Something special happens at church. That’s what I want my kids to know.

My little sister’s eyes widen and her five-year-old hands fly up in surprise. I’m jostled and the glass cup, suspended between my fingers, not yet to my lips, tips, grape juice seeping in a streak across my light blue dress, a dress made by a distant cousin of satin fabric, with vertical stripes of ribbon embroidered with pink roses, set in tiny ruffles. At age nine, I knew little of Catholics and their first communion, but if I had known, I would have worn the tidy white polyester gloves with short veil too.

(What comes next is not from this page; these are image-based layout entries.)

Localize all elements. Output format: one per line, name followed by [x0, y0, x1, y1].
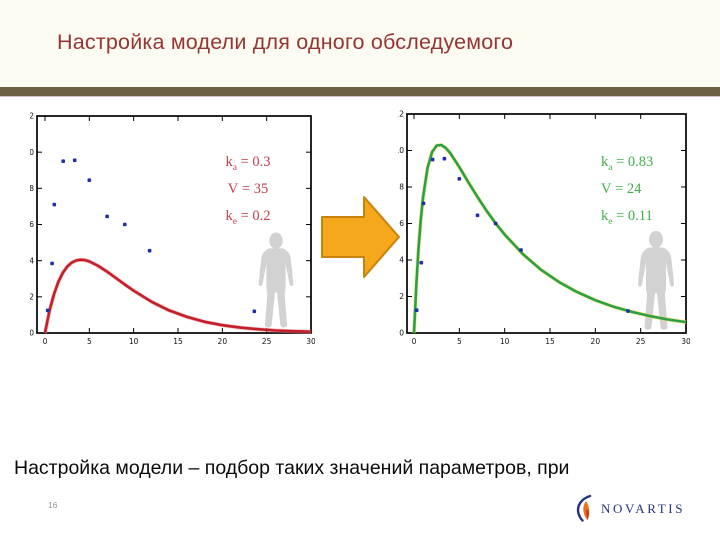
svg-text:25: 25	[262, 337, 272, 346]
svg-text:6: 6	[30, 220, 34, 229]
page-title: Настройка модели для одного обследуемого	[57, 30, 514, 54]
svg-text:30: 30	[681, 337, 690, 346]
svg-text:5: 5	[87, 337, 92, 346]
svg-text:15: 15	[545, 337, 555, 346]
parameter-line: ke = 0.2	[225, 207, 271, 227]
svg-text:2: 2	[399, 292, 404, 301]
right-arrow-icon	[321, 196, 400, 278]
svg-text:0: 0	[399, 329, 404, 338]
svg-text:0: 0	[43, 337, 48, 346]
parameter-line: V = 35	[227, 180, 269, 197]
left-plot-area: 0 5 10 15 20 25 30 0 2 4 6 8 10 12	[30, 112, 315, 346]
human-silhouette-icon	[258, 232, 294, 328]
novartis-flame-icon	[576, 494, 592, 522]
novartis-logo: NOVARTIS	[574, 492, 694, 524]
parameter-line: ke = 0.11	[601, 207, 653, 227]
title-divider	[0, 87, 720, 97]
parameter-line: ka = 0.83	[601, 154, 654, 173]
novartis-logo-text: NOVARTIS	[601, 501, 686, 516]
svg-text:20: 20	[591, 337, 601, 346]
svg-text:8: 8	[30, 184, 34, 193]
svg-text:2: 2	[30, 292, 34, 301]
svg-text:10: 10	[30, 148, 34, 157]
svg-text:6: 6	[399, 219, 404, 228]
right-plot-area: 0 5 10 15 20 25 30 0 2 4 6 8 10 12	[398, 110, 690, 346]
svg-text:4: 4	[399, 256, 404, 265]
right-chart-parameters: ka = 0.83 V = 24 ke = 0.11	[601, 152, 711, 233]
svg-text:25: 25	[636, 337, 646, 346]
parameter-line: V = 24	[601, 180, 642, 197]
left-chart-parameters: ka = 0.3 V = 35 ke = 0.2	[198, 152, 298, 233]
svg-text:0: 0	[30, 329, 34, 338]
svg-text:0: 0	[412, 337, 417, 346]
svg-text:10: 10	[129, 337, 139, 346]
header-band	[0, 0, 720, 87]
svg-text:10: 10	[500, 337, 510, 346]
svg-text:5: 5	[457, 337, 462, 346]
transition-arrow	[321, 195, 401, 279]
svg-text:20: 20	[218, 337, 228, 346]
page-number: 16	[48, 500, 58, 510]
svg-text:10: 10	[398, 146, 404, 155]
svg-text:15: 15	[173, 337, 183, 346]
body-text: Настройка модели – подбор таких значений…	[14, 391, 716, 540]
body-text-line: Настройка модели – подбор таких значений…	[14, 457, 570, 479]
left-chart: 0 5 10 15 20 25 30 0 2 4 6 8 10 12 ka = 0.3 V = 35 ke…	[30, 108, 315, 353]
svg-text:12: 12	[398, 110, 404, 119]
svg-text:30: 30	[306, 337, 315, 346]
svg-text:4: 4	[30, 256, 34, 265]
svg-text:8: 8	[399, 183, 404, 192]
svg-text:12: 12	[30, 112, 34, 121]
human-silhouette-icon	[637, 231, 675, 330]
right-chart: 0 5 10 15 20 25 30 0 2 4 6 8 10 12 ka = 0.83 V = 24 k…	[398, 106, 690, 354]
parameter-line: ka = 0.3	[225, 154, 271, 173]
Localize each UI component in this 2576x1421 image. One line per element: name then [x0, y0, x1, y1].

I shove past my sister into the aisle and race sobbing by a blur of faces, seated bodies waiting for the shiny tray of communion cups to make it down their pews as a middle-aged woman in tan nylons thumped the keys of a plug-in organ.

It’s not the purple stain that seized my heart, I tell a visiting relative who finds me in the foyer of the Baptist church. But that I had waited a long time for my parents to allow this rite of passage. My dreamy expectation of it, why I had worn my best dress, had ruptured, leaving a fierce disappointment. Unlike the church I attend now, it would be weeks before I had another opportunity.

As a young child, despite my upbringing, I had a notion of communion as a sacrament. I was taught that those who call communion a sacrament see it as a work, a way to get to heaven. But I saw communion more simply: something special happening. In Surprised by Hope, N. T. Wright writes  that the Eucharist is not a “quasi-magic ritual” or a “bare memory” but that it’s a moment when the past, the present, the future connect in a joining of the old and the new creation begun by Christ’s resurrection.

For the cultivation of my children’s imagination, I care about sacrament and about the ritual in worship that surrounds it. Other contenders demand my children’s imagination through not only their minds but also, according to James K. A. Smith, their bodies, with additional rituals, such as the apps on the screens they manipulate with their fingers while they are being manipulated in return.

I remember shaming myself as a young person when the death of Aslan wrenched my heart to tears shed but the death of Jesus did not. But today I see reading C. S. Lewis’s book as a small, individual way of participating in symbol. For us to know God, the Orthodox theologian, Alexander Schmemann explains, we mustn’t align ourselves with modernism’s division of “knowledge and participation,” but we must “participate” in symbol, sacrament. As Schmemann wrote about an “’epiphany’ of reality” through participating in symbol and Wright of the experience of a “new reality,” Lewis introduced me to a deeper reality through his works.

Something special happens at church. That’s what I want my kids to know. No need for a detailed explanation of transubstantiation or memorial or whatever in between. Yes, their daddy and I will talk about the sermon afterwards, but if the sermon was bad, it was still good to be there. There is hope there. A hope greater than that of the fanciful books we read. We heard the ongoing story from the Word.  We took the wine and the bread. This is His blood shed for you and His body broken for you. Know that reality is not just what you can touch with your hand.